Das Durchführen der Tätigkeiten der bisher genannten Stufen auf einem höheren Niveau erfolgt auf dem nächsten Level, das somit ein vielschichtigeres Leseverstehen einleitet. Durch die Betrachtung des Textes als ganzen werden Makrostrukturen erstellt und so eine globale Kohärenz erschaffen. Aus „ersten erfahrungsbasierten Vermutungen zum Thema (,top down’) und ersten Verarbeitungsschritten der Semantik des Textes (,bottom up’)“ entsteht nun „eine inhaltliche Gesamtvorstellung des Textes“ (Rosebrock/Nix 2008, S. 19).

Die Anwendung dieses Vorgangs wird vor allem beim Umgang mit umfangreicheren literarischen oder Sachtexten nötig. Hilfreich ist in dem Zusammenhang das Vorhanden­sein von sogenannten Superstrukturen, die die „mentale Rekonstruktion der formalen Organisation des Themas im Text“ umfassen und der Hypothesenbildung dienen (ebenda, S. 19).

Das bereits erwähnte mentale Modell, eine Art inneres, ganzheitliches Abbild des Gele­senen, wird durch all diese Aktivitäten erweitert und überarbeitet. Es ist das Erzeugnis der Lektüre. Die Ordnung der gelesenen Inhalte in diesem Modell gibt über die Qualität der Texterfassung Auskunft. Die höchste kognitive Ebene im Leseprozess wird demnach dann erreicht, wenn das mentale Modell des Lesers gesellschaftlich normierten Sprech­weisen zugeordnet werden kann. Aus Sicht der Metaperspektive werden die Darstellungs­strategien (rhetorisch, stilistisch und argumentativ) im ,logischen Gang’ ermittelt und entschlüsselt.

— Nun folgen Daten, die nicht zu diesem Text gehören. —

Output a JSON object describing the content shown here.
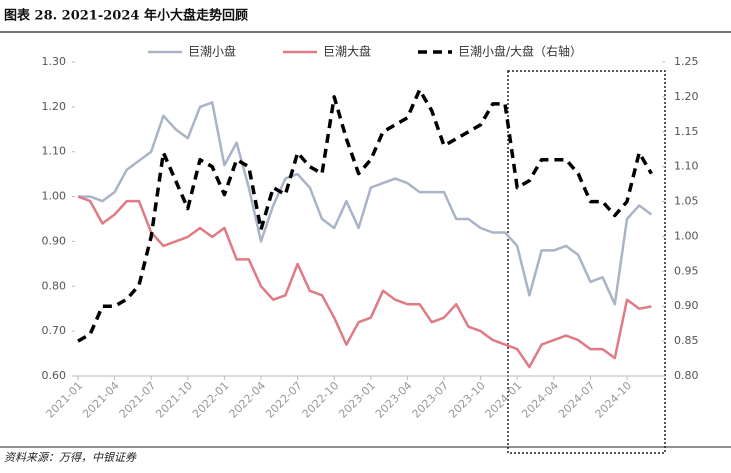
{
  "header": {
    "title": "图表 28. 2021-2024 年小大盘走势回顾"
  },
  "source": "资料来源：万得，中银证券",
  "chart_data": {
    "type": "line",
    "categories": [
      "2021-01",
      null,
      null,
      "2021-04",
      null,
      null,
      "2021-07",
      null,
      null,
      "2021-10",
      null,
      null,
      "2022-01",
      null,
      null,
      "2022-04",
      null,
      null,
      "2022-07",
      null,
      null,
      "2022-10",
      null,
      null,
      "2023-01",
      null,
      null,
      "2023-04",
      null,
      null,
      "2023-07",
      null,
      null,
      "2023-10",
      null,
      null,
      "2024-01",
      null,
      null,
      "2024-04",
      null,
      null,
      "2024-07",
      null,
      null,
      "2024-10",
      null,
      null
    ],
    "series": [
      {
        "name": "巨潮小盘",
        "color": "#a9b4c6",
        "values": [
          1.0,
          1.0,
          0.99,
          1.01,
          1.06,
          1.08,
          1.1,
          1.18,
          1.15,
          1.13,
          1.2,
          1.21,
          1.07,
          1.12,
          1.02,
          0.9,
          0.98,
          1.04,
          1.05,
          1.02,
          0.95,
          0.93,
          0.99,
          0.93,
          1.02,
          1.03,
          1.04,
          1.03,
          1.01,
          1.01,
          1.01,
          0.95,
          0.95,
          0.93,
          0.92,
          0.92,
          0.89,
          0.78,
          0.88,
          0.88,
          0.89,
          0.87,
          0.81,
          0.82,
          0.76,
          0.95,
          0.98,
          0.96
        ]
      },
      {
        "name": "巨潮大盘",
        "color": "#e07a84",
        "values": [
          1.0,
          0.99,
          0.94,
          0.96,
          0.99,
          0.99,
          0.92,
          0.89,
          0.9,
          0.91,
          0.93,
          0.91,
          0.93,
          0.86,
          0.86,
          0.8,
          0.77,
          0.78,
          0.85,
          0.79,
          0.78,
          0.73,
          0.67,
          0.72,
          0.73,
          0.79,
          0.77,
          0.76,
          0.76,
          0.72,
          0.73,
          0.76,
          0.71,
          0.7,
          0.68,
          0.67,
          0.66,
          0.62,
          0.67,
          0.68,
          0.69,
          0.68,
          0.66,
          0.66,
          0.64,
          0.77,
          0.75,
          0.755
        ]
      },
      {
        "name": "巨潮小盘/大盘（右轴）",
        "color": "#000000",
        "dashed": true,
        "axis": "y2",
        "values": [
          0.85,
          0.86,
          0.9,
          0.9,
          0.91,
          0.93,
          1.0,
          1.12,
          1.08,
          1.04,
          1.11,
          1.1,
          1.06,
          1.11,
          1.1,
          1.01,
          1.07,
          1.06,
          1.12,
          1.1,
          1.09,
          1.2,
          1.14,
          1.09,
          1.11,
          1.15,
          1.16,
          1.17,
          1.21,
          1.18,
          1.13,
          1.14,
          1.15,
          1.16,
          1.19,
          1.19,
          1.07,
          1.08,
          1.11,
          1.11,
          1.11,
          1.09,
          1.05,
          1.05,
          1.03,
          1.05,
          1.12,
          1.09
        ]
      }
    ],
    "ylim": [
      0.6,
      1.3
    ],
    "yticks": [
      {
        "value": 0.6,
        "label": "0.60"
      },
      {
        "value": 0.7,
        "label": "0.70"
      },
      {
        "value": 0.8,
        "label": "0.80"
      },
      {
        "value": 0.9,
        "label": "0.90"
      },
      {
        "value": 1.0,
        "label": "1.00"
      },
      {
        "value": 1.1,
        "label": "1.10"
      },
      {
        "value": 1.2,
        "label": "1.20"
      },
      {
        "value": 1.3,
        "label": "1.30"
      }
    ],
    "y2lim": [
      0.8,
      1.25
    ],
    "y2ticks": [
      {
        "value": 0.8,
        "label": "0.80"
      },
      {
        "value": 0.85,
        "label": "0.85"
      },
      {
        "value": 0.9,
        "label": "0.90"
      },
      {
        "value": 0.95,
        "label": "0.95"
      },
      {
        "value": 1.0,
        "label": "1.00"
      },
      {
        "value": 1.05,
        "label": "1.05"
      },
      {
        "value": 1.1,
        "label": "1.10"
      },
      {
        "value": 1.15,
        "label": "1.15"
      },
      {
        "value": 1.2,
        "label": "1.20"
      },
      {
        "value": 1.25,
        "label": "1.25"
      }
    ],
    "grid": false
  }
}
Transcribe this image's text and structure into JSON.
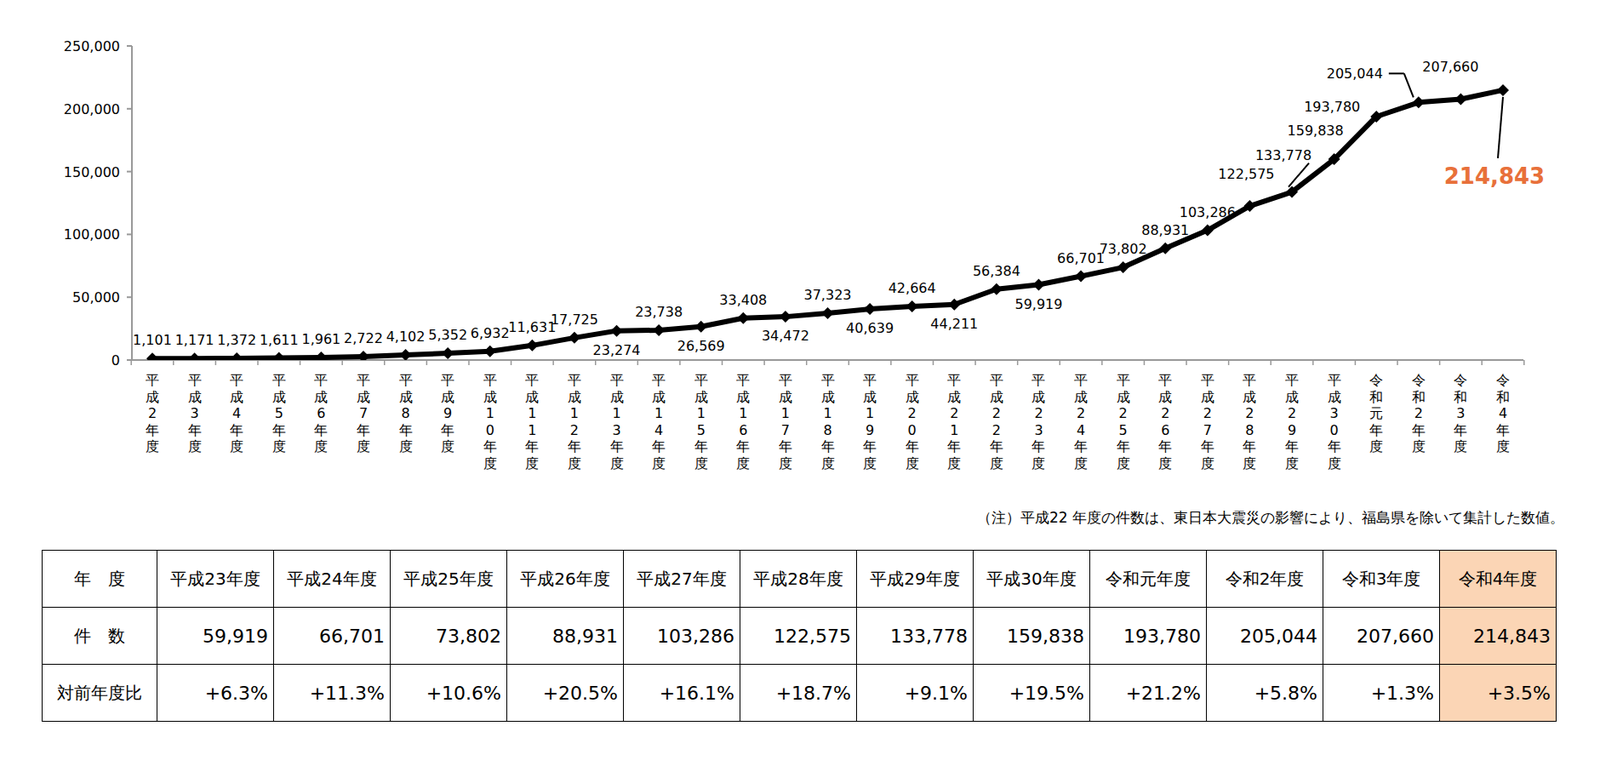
{
  "chart_data": {
    "type": "line",
    "categories": [
      "平成2年度",
      "平成3年度",
      "平成4年度",
      "平成5年度",
      "平成6年度",
      "平成7年度",
      "平成8年度",
      "平成9年度",
      "平成10年度",
      "平成11年度",
      "平成12年度",
      "平成13年度",
      "平成14年度",
      "平成15年度",
      "平成16年度",
      "平成17年度",
      "平成18年度",
      "平成19年度",
      "平成20年度",
      "平成21年度",
      "平成22年度",
      "平成23年度",
      "平成24年度",
      "平成25年度",
      "平成26年度",
      "平成27年度",
      "平成28年度",
      "平成29年度",
      "平成30年度",
      "令和元年度",
      "令和2年度",
      "令和3年度",
      "令和4年度"
    ],
    "values": [
      1101,
      1171,
      1372,
      1611,
      1961,
      2722,
      4102,
      5352,
      6932,
      11631,
      17725,
      23274,
      23738,
      26569,
      33408,
      34472,
      37323,
      40639,
      42664,
      44211,
      56384,
      59919,
      66701,
      73802,
      88931,
      103286,
      122575,
      133778,
      159838,
      193780,
      205044,
      207660,
      214843
    ],
    "value_labels": [
      "1,101",
      "1,171",
      "1,372",
      "1,611",
      "1,961",
      "2,722",
      "4,102",
      "5,352",
      "6,932",
      "11,631",
      "17,725",
      "23,274",
      "23,738",
      "26,569",
      "33,408",
      "34,472",
      "37,323",
      "40,639",
      "42,664",
      "44,211",
      "56,384",
      "59,919",
      "66,701",
      "73,802",
      "88,931",
      "103,286",
      "122,575",
      "133,778",
      "159,838",
      "193,780",
      "205,044",
      "207,660",
      "214,843"
    ],
    "color": "#000000",
    "marker": "diamond",
    "data_labels": true,
    "grid": false,
    "ylim": [
      0,
      250000
    ],
    "yticks": [
      0,
      {
        "value": 50000,
        "label": "50,000"
      },
      {
        "value": 100000,
        "label": "100,000"
      },
      {
        "value": 150000,
        "label": "150,000"
      },
      {
        "value": 200000,
        "label": "200,000"
      },
      {
        "value": 250000,
        "label": "250,000"
      }
    ],
    "annotations": [
      "（注）平成22 年度の件数は、東日本大震災の影響により、福島県を除いて集計した数値。"
    ]
  },
  "table": {
    "rows": [
      [
        "年　度",
        "平成23年度",
        "平成24年度",
        "平成25年度",
        "平成26年度",
        "平成27年度",
        "平成28年度",
        "平成29年度",
        "平成30年度",
        "令和元年度",
        "令和2年度",
        "令和3年度",
        "令和4年度"
      ],
      [
        "件　数",
        "59,919",
        "66,701",
        "73,802",
        "88,931",
        "103,286",
        "122,575",
        "133,778",
        "159,838",
        "193,780",
        "205,044",
        "207,660",
        "214,843"
      ],
      [
        "対前年度比",
        "+6.3%",
        "+11.3%",
        "+10.6%",
        "+20.5%",
        "+16.1%",
        "+18.7%",
        "+9.1%",
        "+19.5%",
        "+21.2%",
        "+5.8%",
        "+1.3%",
        "+3.5%"
      ]
    ]
  }
}
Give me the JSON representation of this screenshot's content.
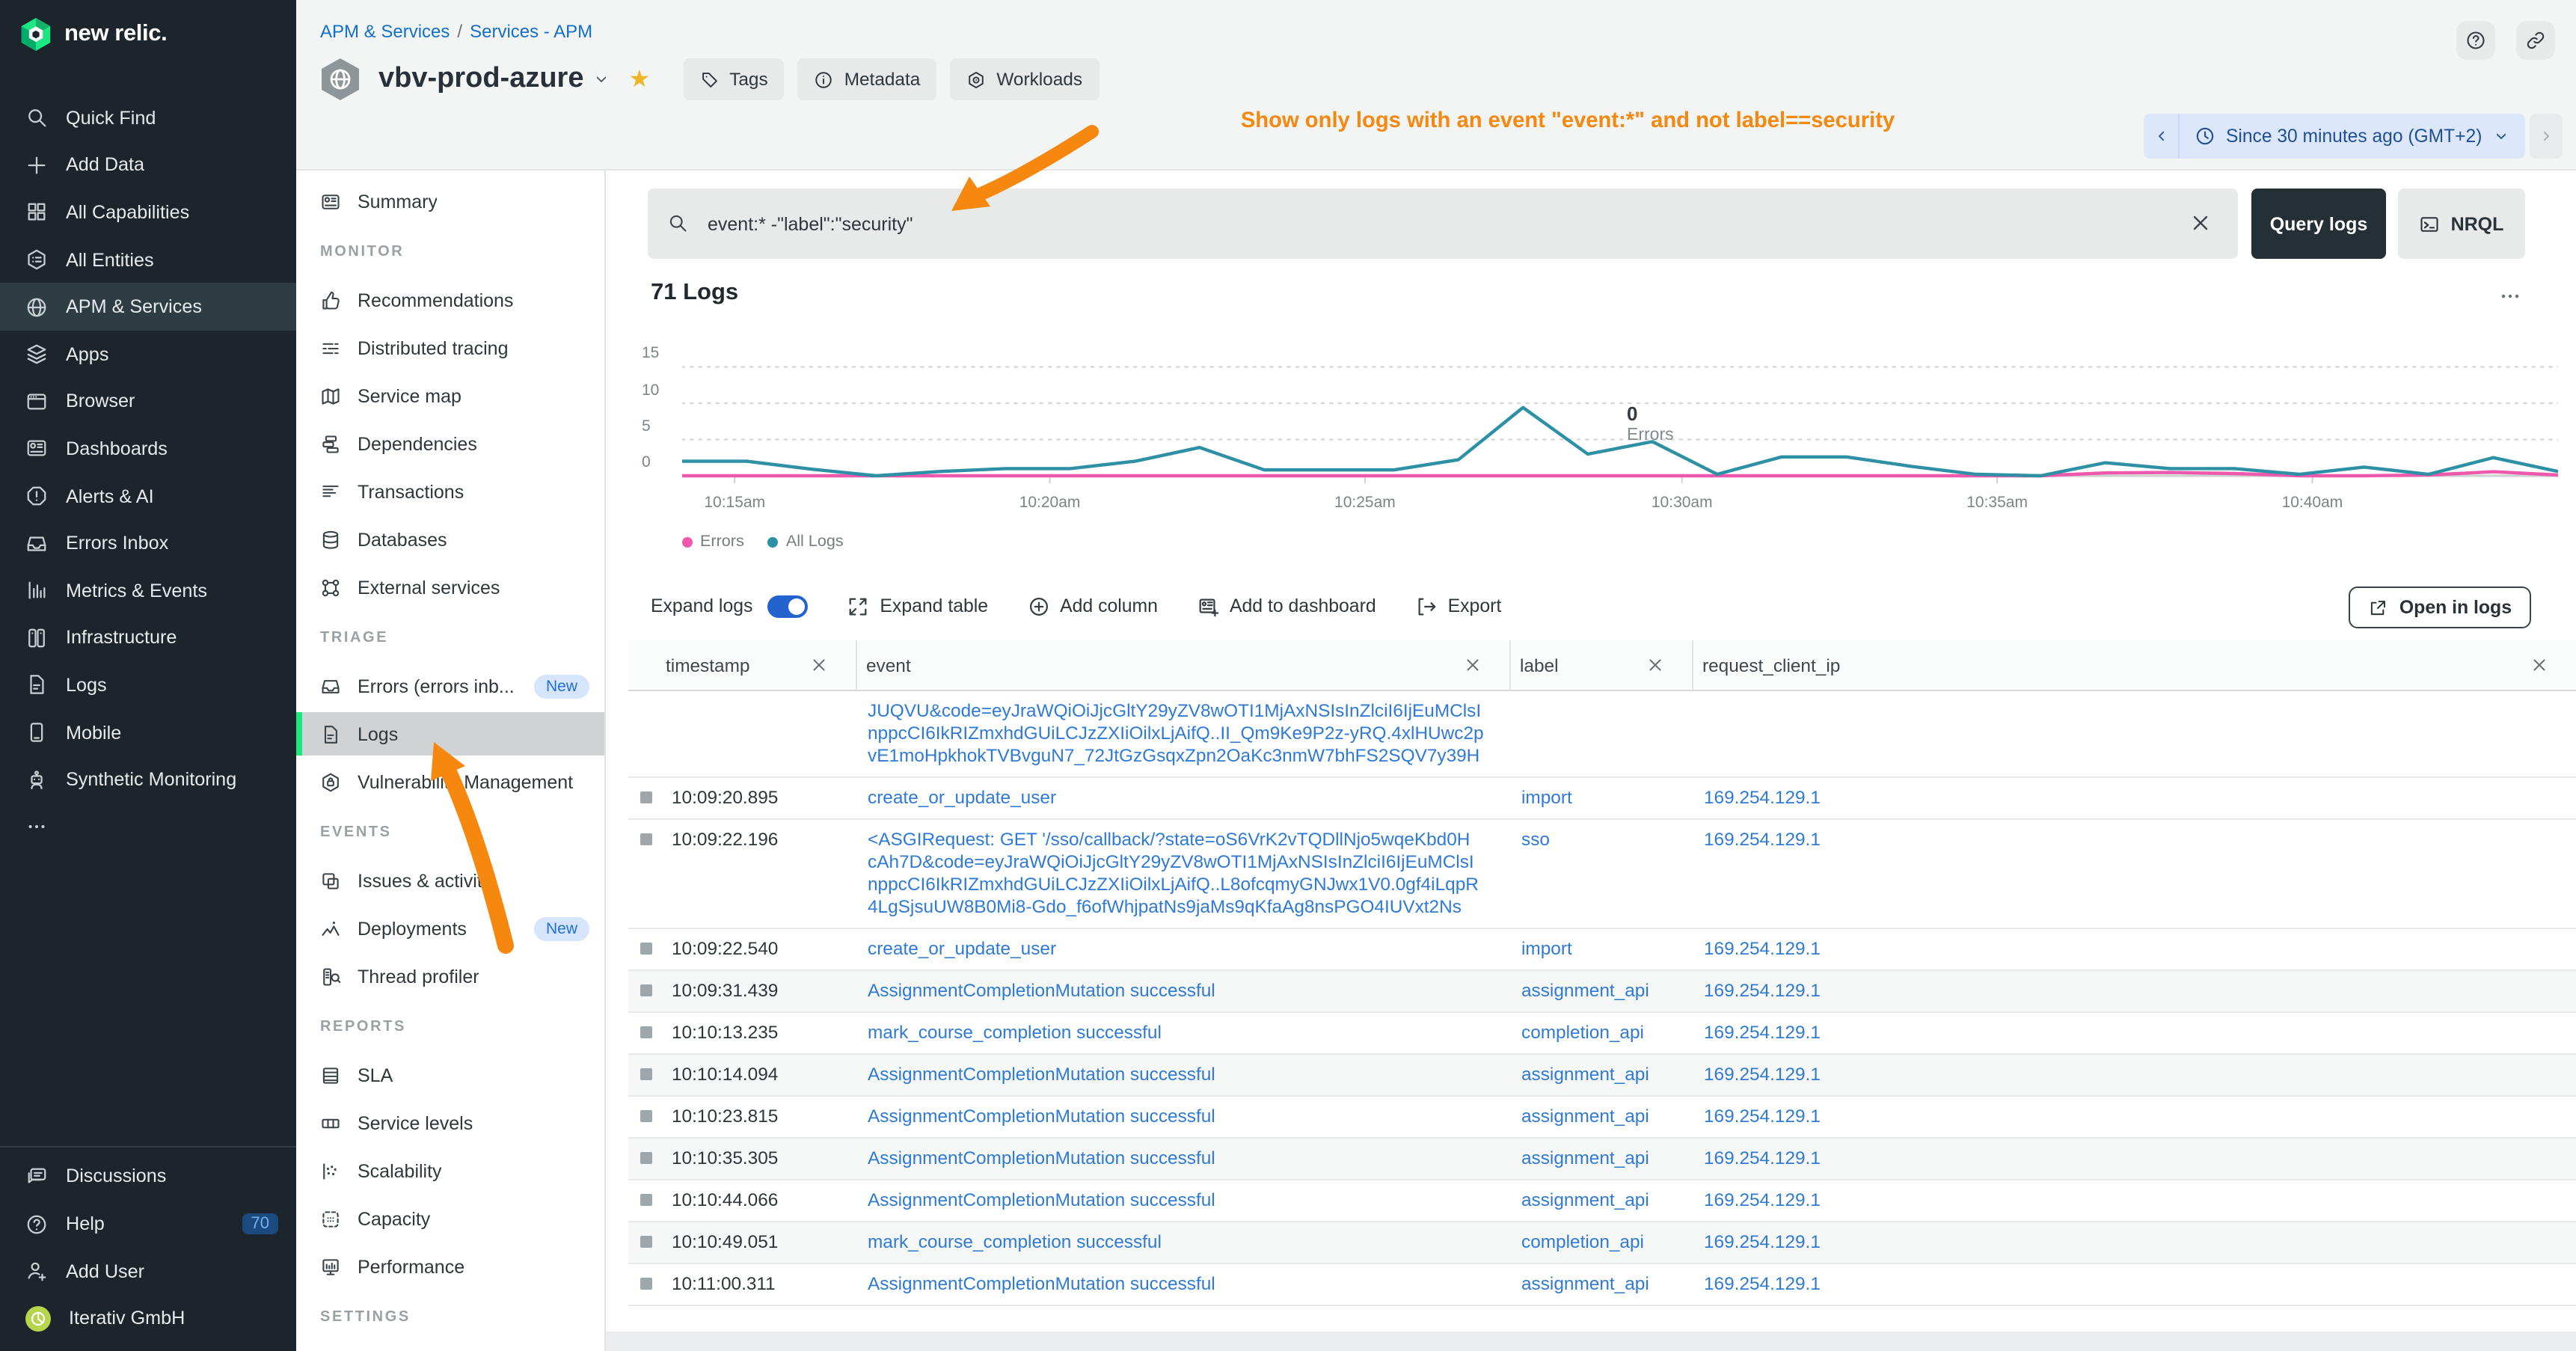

Die kognitive Ebene des Modells geht mit der Beschreibung des Kompetenzbegriffs der PISA-Studie einher (vgl. ebenda, S. 20).

2.2.2 Die Subjektebene

Neben der kognitiven Ebene, die die Lesekompetenz misst, benötigt das Lesen-Lernen einen weiteren Aspekt. Die Verbesserung der eigenen Leseleistung erfordert einen inne­ren Antrieb, eine Motivation des Lesers. „Man muss beim Lesen [...] von einem umfas­senden Engagement des lesenden Subjekts ausgehen. Es ist nicht nur kognitiv im oben ausgeführten Sinn aktiv, sondern es ist als ganzes, also auch mit seinen af­fektiven Komponenten, mit seinem Weltwissen und mit seiner Lähigkeit, die Erfahrungen anderer auf sich zu reflektieren, verstrickt in die Konstruktionen der Lektüre.“ (ebenda, S. 21).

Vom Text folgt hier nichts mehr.